Portugal: Due to rising food prices, thefts are on the rise

Portugal: Due to rising food prices, thefts are on the rise

In Portugal, shoplifting may increase by 40 percent compared to last year as residents steal canned fish, oil, bread, coffee and other staples due to rising food prices, Portuguese weekly Expresso reported, citing official data.

“This phenomenon is particularly pronounced in big cities like Lisbon and Porto,” said Goncalo Lobo Xavier, president of the Portuguese Association of Distribution Companies (APED). “There is no doubt that people steal these things to eat. This is the first sign of a serious social crisis,” he added.

Portuguese police say that from January to June, 452 thefts were reported in supermarkets.

If this trend continues, it will be a 40 percent increase compared to last year. People affected by the price hike are also stealing frozen fish, especially cod, which is traditionally eaten in Portugal, a country of 10.3 million people on the Atlantic coast.

Police say many stores don’t even report thefts of food items like potatoes, but more and more stores have built-in alarm systems.

“In the last two or three months, we have witnessed a significant increase in thefts. People who can no longer survive on their salaries decide to commit them,” says Claudio Ferreira, president of the association of private security companies.

“People are desperate. They hide cartons of canned milk and fish in their bags or jackets to eat or give this food to their children,” he adds.

The price of an average grocery basket, which consists of 63 basic products, reached its highest price this year last week.
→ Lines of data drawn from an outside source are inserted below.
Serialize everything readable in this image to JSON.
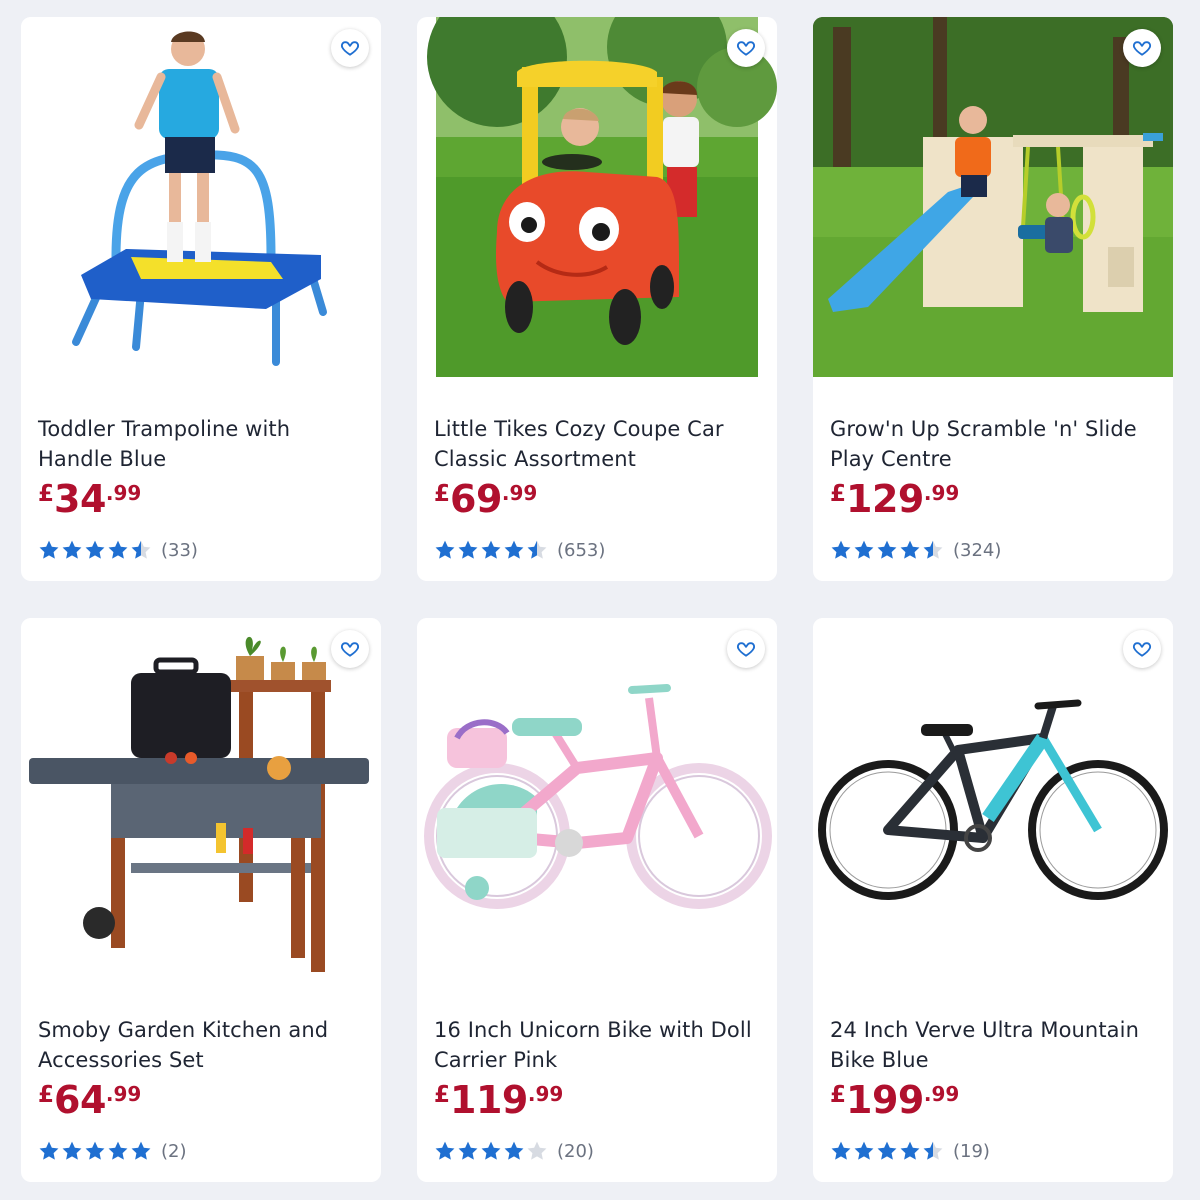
{
  "colors": {
    "star": "#1f6fd1",
    "star_empty": "#d7dbe2",
    "price": "#b0102e",
    "heart": "#1f6fd1"
  },
  "icons": {
    "wishlist": "heart-outline-icon",
    "rating_star": "star-icon"
  },
  "products": [
    {
      "title": "Toddler Trampoline with Handle Blue",
      "price": {
        "currency": "£",
        "main": "34",
        "decimals": ".99"
      },
      "rating": 4.5,
      "review_count": "(33)"
    },
    {
      "title": "Little Tikes Cozy Coupe Car Classic Assortment",
      "price": {
        "currency": "£",
        "main": "69",
        "decimals": ".99"
      },
      "rating": 4.5,
      "review_count": "(653)"
    },
    {
      "title": "Grow'n Up Scramble 'n' Slide Play Centre",
      "price": {
        "currency": "£",
        "main": "129",
        "decimals": ".99"
      },
      "rating": 4.5,
      "review_count": "(324)"
    },
    {
      "title": "Smoby Garden Kitchen and Accessories Set",
      "price": {
        "currency": "£",
        "main": "64",
        "decimals": ".99"
      },
      "rating": 5,
      "review_count": "(2)"
    },
    {
      "title": "16 Inch Unicorn Bike with Doll Carrier Pink",
      "price": {
        "currency": "£",
        "main": "119",
        "decimals": ".99"
      },
      "rating": 4,
      "review_count": "(20)"
    },
    {
      "title": "24 Inch Verve Ultra Mountain Bike Blue",
      "price": {
        "currency": "£",
        "main": "199",
        "decimals": ".99"
      },
      "rating": 4.5,
      "review_count": "(19)"
    }
  ]
}
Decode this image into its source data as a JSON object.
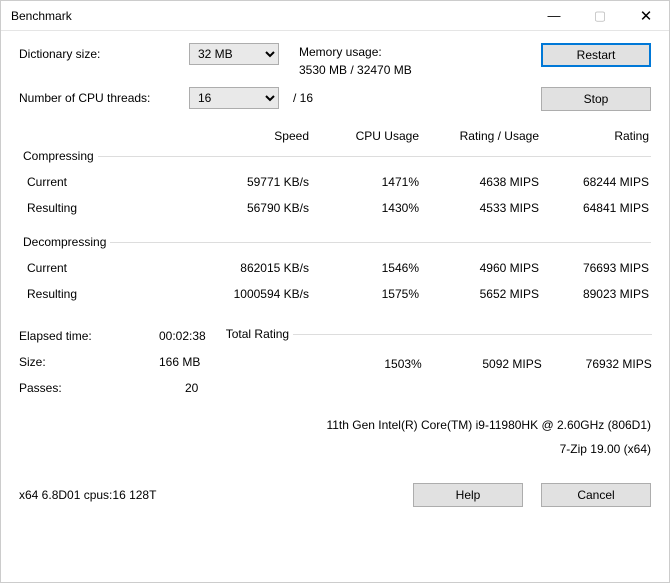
{
  "titlebar": {
    "text": "Benchmark"
  },
  "labels": {
    "dict_size": "Dictionary size:",
    "threads": "Number of CPU threads:",
    "memory_usage": "Memory usage:",
    "elapsed": "Elapsed time:",
    "size": "Size:",
    "passes": "Passes:"
  },
  "selects": {
    "dict_size": "32 MB",
    "threads": "16"
  },
  "memory": {
    "line": "3530 MB / 32470 MB"
  },
  "threads_total": "/ 16",
  "buttons": {
    "restart": "Restart",
    "stop": "Stop",
    "help": "Help",
    "cancel": "Cancel"
  },
  "headers": {
    "speed": "Speed",
    "cpu": "CPU Usage",
    "ratio": "Rating / Usage",
    "rating": "Rating"
  },
  "groups": {
    "compressing": "Compressing",
    "decompressing": "Decompressing",
    "total": "Total Rating",
    "current": "Current",
    "resulting": "Resulting"
  },
  "compressing": {
    "current": {
      "speed": "59771 KB/s",
      "cpu": "1471%",
      "ratio": "4638 MIPS",
      "rating": "68244 MIPS"
    },
    "resulting": {
      "speed": "56790 KB/s",
      "cpu": "1430%",
      "ratio": "4533 MIPS",
      "rating": "64841 MIPS"
    }
  },
  "decompressing": {
    "current": {
      "speed": "862015 KB/s",
      "cpu": "1546%",
      "ratio": "4960 MIPS",
      "rating": "76693 MIPS"
    },
    "resulting": {
      "speed": "1000594 KB/s",
      "cpu": "1575%",
      "ratio": "5652 MIPS",
      "rating": "89023 MIPS"
    }
  },
  "total": {
    "cpu": "1503%",
    "ratio": "5092 MIPS",
    "rating": "76932 MIPS"
  },
  "stats": {
    "elapsed": "00:02:38",
    "size": "166 MB",
    "passes": "20"
  },
  "info": {
    "cpu_line": "11th Gen Intel(R) Core(TM) i9-11980HK @ 2.60GHz (806D1)",
    "version": "7-Zip 19.00 (x64)"
  },
  "footer": {
    "build": "x64 6.8D01 cpus:16 128T"
  }
}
It now costs 214 euros, which is 30.67 euros more than in February before the war in Ukraine, reported the consumer protection association Deco Proteste.

Food prices have risen by an average of 17 percent and rampant inflation is increasingly affecting the middle class, which is also facing higher electricity and gas prices. 1.9 million inhabitants are on the verge of poverty with an income of less than 554 euros per month.